Paula Abdul is not coming back to American Idol, and now we know why: the show's producers were offering her a multi-year package worth $10 million, but that was only half what the addled Paula was demanding.

Yes, Paula Abdul wanted $20 million to stay on American Idol. And for some reason the FOX people wouldn't go for it.

Actually, maybe Paula has a gripe. According to the New York Times, Ryan Seacrest recently re-upped to the tune of $45 million over three years.

How in the fuck is Ryan Seacrest's contribution to that show worth $45 million? He doesn't fucking do anything! At least Paula brings that weird sexual tension with Simon Cowell, and the ever-present possibility of an on-camera meltdown.

Then again, look at it from FOX's perspective. You really gonna invest $20 million in a woman who's capable of downing a shitload of pills and driving herself off a cliff at any moment? You'd be better off hiring Britney Spears. At least she can be controlled, with shiny objects and the occasional smack to the back of the head.

Oddly enough, $20 million is also the exact amount you would have to pay me to sit through an entire episode of American Idol.

Sunday, June 21, 2009

This Should Be Good (And By Good I Mean The Opposite Of Good)

Ryan Seacrest is planning a new reality show, to star Hollywood wash-out Lindsay Lohan.

"Met with Lindsay last night about a show idea I have for her," Seacrest tweeted after being seen out in Hollywood with Lohan Thursday night. "It helps people and gives others a second shot!"

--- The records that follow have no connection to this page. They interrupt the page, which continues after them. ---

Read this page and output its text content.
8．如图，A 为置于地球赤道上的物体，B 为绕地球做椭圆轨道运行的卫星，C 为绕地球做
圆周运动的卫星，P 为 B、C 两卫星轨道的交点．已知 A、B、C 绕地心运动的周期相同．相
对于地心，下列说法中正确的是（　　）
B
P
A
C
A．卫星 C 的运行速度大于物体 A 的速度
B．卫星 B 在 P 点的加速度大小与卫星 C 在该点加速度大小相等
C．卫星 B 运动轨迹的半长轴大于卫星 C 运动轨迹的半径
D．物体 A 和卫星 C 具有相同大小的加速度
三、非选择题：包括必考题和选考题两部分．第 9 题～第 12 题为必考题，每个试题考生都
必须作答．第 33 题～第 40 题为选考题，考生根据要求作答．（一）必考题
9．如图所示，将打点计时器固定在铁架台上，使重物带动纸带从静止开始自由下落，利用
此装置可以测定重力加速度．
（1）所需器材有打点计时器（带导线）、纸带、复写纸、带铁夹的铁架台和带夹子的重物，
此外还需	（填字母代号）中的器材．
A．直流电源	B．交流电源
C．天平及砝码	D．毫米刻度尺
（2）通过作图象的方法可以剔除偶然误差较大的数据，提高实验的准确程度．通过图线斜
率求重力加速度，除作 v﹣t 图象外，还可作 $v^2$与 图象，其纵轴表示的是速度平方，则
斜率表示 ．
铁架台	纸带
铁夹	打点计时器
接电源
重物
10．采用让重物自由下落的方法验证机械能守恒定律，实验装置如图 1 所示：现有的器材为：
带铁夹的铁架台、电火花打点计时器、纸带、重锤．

Or, in Lindsay's case, a 52nd shot.

Is it very wise to be entering into any kind of endeavor that involves Lindsay Lohan? Pretty much everything she's done since Mean Girls has been a flop. That includes her relationships and attempts at stealing jewelry. The girl is just a loser. But, Seacrest is used to being around such pitiful cases. He hosts American Idol. He deals with Paula Abdul on a daily basis.

Monday, June 15, 2009

Maybe Al Roker Should Moderate Presidential Debates From Now On



Forget about Brian Williams, Charlie Gibson, David Gregory and all those other allegedly hard-hitting journalists: Al Roker is the only guy with the cojones to really take on the big newsmakers of the day. He proved that on the Today Show this morning by totally frying Spencer Pratt and Heidi Montag. Those two frauds thought they were going to sit there and get softballs lobbed at them, but instead, Big Al came at them like a freight train. And all Heidi and Spencer could do was stand there like a couple of winos frozen on the tracks.

It was such a horrible grilling that, afterward, Montag even suggested she felt physically threatened. "I was shocked at how rude he was - I was crying afterwards because I couldn't believe I felt personally attacked," the dumb bitch told that other dumb bitch Ryan Seacrest. "I wanted to say to him, do you feel proud of how you're talking to me right now? I'm just a young woman and you're coming at me so aggressively and meanly and mean-spirited. I really would advise women especially to be careful around him because I feel like he definitely came and attacked me and I did not appreciate that at all."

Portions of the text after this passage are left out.